Draco stared at all of them. Slowly. Then leaned back in his chair. “Incredible,” he said dryly. “I am surrounded by traitors.”
The table shifted uncomfortably.
Then Draco smirked. “Though technically,” he added lazily, “I knew before all of you.”
The table froze. “What?” Blaise, Enzo, Pansy, and Mattheo echoed in unison.
Draco took another sip of tea, as if this were the most obvious thing in the world. “Oh, please,” he said. “Nott’s been in love with my sister since first year. Though I'm sure he had liked her before that.”
“FIRST YEAR?” Enzo blurted.
Pansy whipped around to stare at Theo. “Merlin, Nott, you’ve been pining that long?”

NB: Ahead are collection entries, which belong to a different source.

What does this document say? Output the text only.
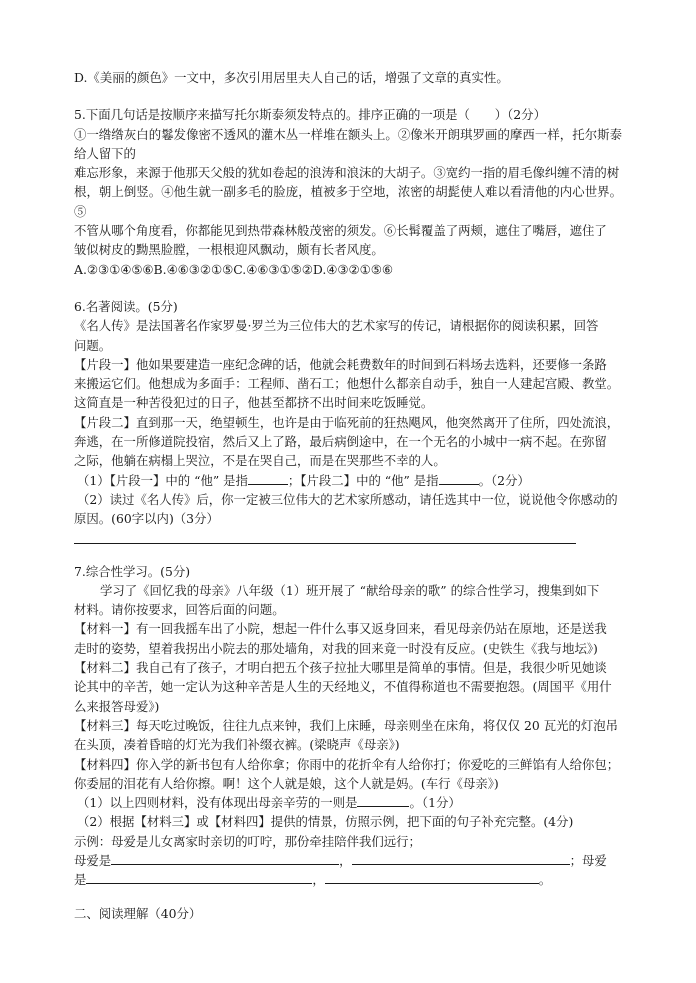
D.《美丽的颜色》一文中，多次引用居里夫人自己的话，增强了文章的真实性。

5.下面几句话是按顺序来描写托尔斯泰须发特点的。排序正确的一项是（　　）（2分）

①一绺绺灰白的鬈发像密不透风的灌木丛一样堆在额头上。②像米开朗琪罗画的摩西一样，托尔斯泰给人留下的

难忘形象，来源于他那天父般的犹如卷起的浪涛和浪沫的大胡子。③宽约一指的眉毛像纠缠不清的树

根，朝上倒竖。④他生就一副多毛的脸庞，植被多于空地，浓密的胡髭使人难以看清他的内心世界。⑤

不管从哪个角度看，你都能见到热带森林般茂密的须发。⑥长髯覆盖了两颊，遮住了嘴唇，遮住了

皱似树皮的黝黑脸膛，一根根迎风飘动，颇有长者风度。

A.②③①④⑤⑥B.④⑥③②①⑤C.④⑥③①⑤②D.④③②①⑤⑥

6.名著阅读。(5分)

《名人传》是法国著名作家罗曼·罗兰为三位伟大的艺术家写的传记，请根据你的阅读积累，回答

问题。

【片段一】他如果要建造一座纪念碑的话，他就会耗费数年的时间到石料场去选料，还要修一条路

来搬运它们。他想成为多面手：工程师、凿石工；他想什么都亲自动手，独自一人建起宫殿、教堂。

这简直是一种苦役犯过的日子，他甚至都挤不出时间来吃饭睡觉。

【片段二】直到那一天，绝望顿生，也许是由于临死前的狂热飓风，他突然离开了住所，四处流浪，

奔逃，在一所修道院投宿，然后又上了路，最后病倒途中，在一个无名的小城中一病不起。在弥留

之际，他躺在病榻上哭泣，不是在哭自己，而是在哭那些不幸的人。

（1）【片段一】中的 “他” 是指	；【片段二】中的 “他” 是指	。（2分）

（2）读过《名人传》后，你一定被三位伟大的艺术家所感动，请任选其中一位，说说他令你感动的

原因。(60字以内)（3分）

7.综合性学习。(5分)

学习了《回忆我的母亲》八年级（1）班开展了 “献给母亲的歌” 的综合性学习，搜集到如下

材料。请你按要求，回答后面的问题。

【材料一】有一回我摇车出了小院，想起一件什么事又返身回来，看见母亲仍站在原地，还是送我

走时的姿势，望着我拐出小院去的那处墙角，对我的回来竟一时没有反应。(史铁生《我与地坛》)

【材料二】我自己有了孩子，才明白把五个孩子拉扯大哪里是简单的事情。但是，我很少听见她谈

论其中的辛苦，她一定认为这种辛苦是人生的天经地义，不值得称道也不需要抱怨。(周国平《用什

么来报答母爱》)

【材料三】每天吃过晚饭，往往九点来钟，我们上床睡，母亲则坐在床角，将仅仅 20 瓦光的灯泡吊

在头顶，凑着昏暗的灯光为我们补缀衣裤。(梁晓声《母亲》)

【材料四】你入学的新书包有人给你拿；你雨中的花折伞有人给你打；你爱吃的三鲜馅有人给你包；

你委屈的泪花有人给你擦。啊！这个人就是娘，这个人就是妈。(车行《母亲》)

（1）以上四则材料，没有体现出母亲辛劳的一则是	。（1分）

（2）根据【材料三】或【材料四】提供的情景，仿照示例，把下面的句子补充完整。(4分)

示例：母爱是儿女离家时亲切的叮咛，那份牵挂陪伴我们远行；

母爱是	，	；母爱

是	，	。

二、阅读理解（40分）
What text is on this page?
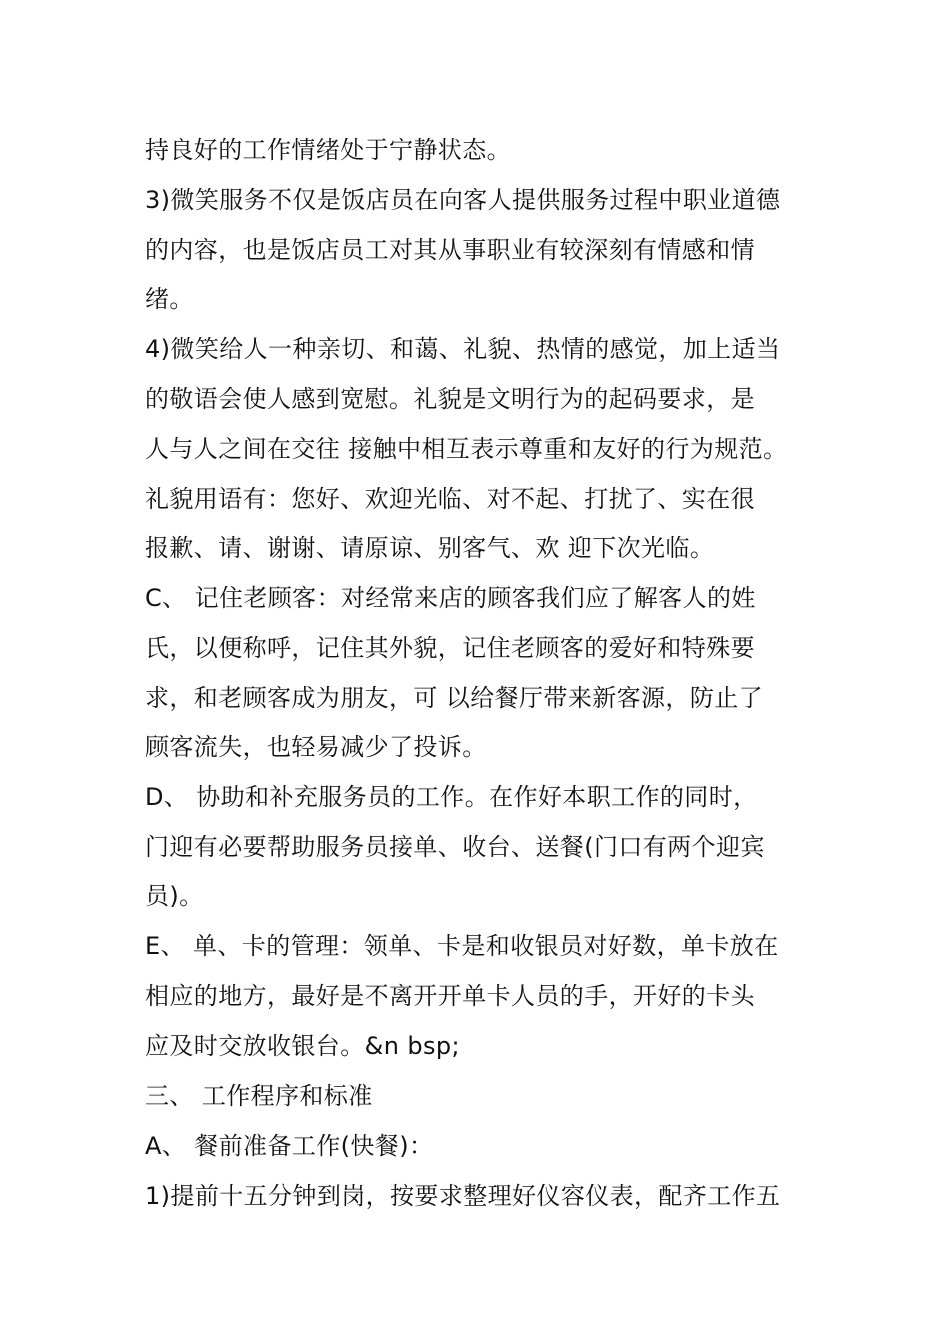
持良好的工作情绪处于宁静状态。
3)微笑服务不仅是饭店员在向客人提供服务过程中职业道德
的内容，也是饭店员工对其从事职业有较深刻有情感和情
绪。
4)微笑给人一种亲切、和蔼、礼貌、热情的感觉，加上适当
的敬语会使人感到宽慰。礼貌是文明行为的起码要求，是
人与人之间在交往 接触中相互表示尊重和友好的行为规范。
礼貌用语有：您好、欢迎光临、对不起、打扰了、实在很
报歉、请、谢谢、请原谅、别客气、欢 迎下次光临。
C、 记住老顾客：对经常来店的顾客我们应了解客人的姓
氏，以便称呼，记住其外貌，记住老顾客的爱好和特殊要
求，和老顾客成为朋友，可 以给餐厅带来新客源，防止了
顾客流失，也轻易减少了投诉。
D、 协助和补充服务员的工作。在作好本职工作的同时，
门迎有必要帮助服务员接单、收台、送餐(门口有两个迎宾
员)。
E、 单、卡的管理：领单、卡是和收银员对好数，单卡放在
相应的地方，最好是不离开开单卡人员的手，开好的卡头
应及时交放收银台。&n bsp;
三、 工作程序和标准
A、 餐前准备工作(快餐)：
1)提前十五分钟到岗，按要求整理好仪容仪表，配齐工作五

Theo buried his face in his hands. Draco continued calmly, as if he were explaining basic arithmetic. “He has been following her around like a bodyguard for years. It wasn’t hard to notice.”
Mattheo leaned back, laughing. “So you’ve just been sitting on that information?”
Draco shrugged. “I was curious how long it would take them to figure it out.”
He smirked. “And watching Nott panic around you for years has been extremely entertaining.”
Theo looked personally betrayed. “You let me suffer.”
Draco nodded once. “Correct.”
Then his gaze shifted back to the rest of the table.
“Which brings us back to my original point.” His eyes narrowed slightly. “You still owe me an explanation for why none of you told me.”
Blaise sighed. “Because,” he said, “you’re Draco Malfoy.”
Enzo nodded solemnly. “And we enjoy being alive.”
Theo muttered, “They were trying to protect me.”
Draco shot him a look. “They were protecting themselves.” Then he turned back to Y/N. “And you.”
She raised an eyebrow. “Yes?”
“Public displays of affection,” Draco said dryly, “kept to a minimum around me.”
“Traumatized,” Draco corrected.
Theo cleared his throat cautiously. “So… we’re good?”
Draco nodded once. “We’re good.”
Theo sagged in relief. Then Y/N leaned over and kissed him again. Theo nearly fell out of his chair.
Draco groaned. “I said minimum.”
Mattheo laughed. “You’re never going to survive this.”
Theo stared at Y/N. “You’re enjoying this.”
She smiled sweetly. “Immensely.”
Draco stood, folding his newspaper. “Eat your breakfast,” he said. “Both of you.” Then he paused and looked at Theo. “And Nott?”
Theo looked up nervously. “Yes?”
Draco smirked. “Good luck telling my father you’re dating his daughter.”
Theo stared at him in horror. “…You’re going to enjoy that conversation, aren’t you?”
Draco nodded, repeating Y/N's words. “Immensely.”
And just like that, the secret was no longer a secret. It sat openly at the Slytherin table—protected, accepted, mildly threatened, and very much alive. Exactly the way it was always meant to be.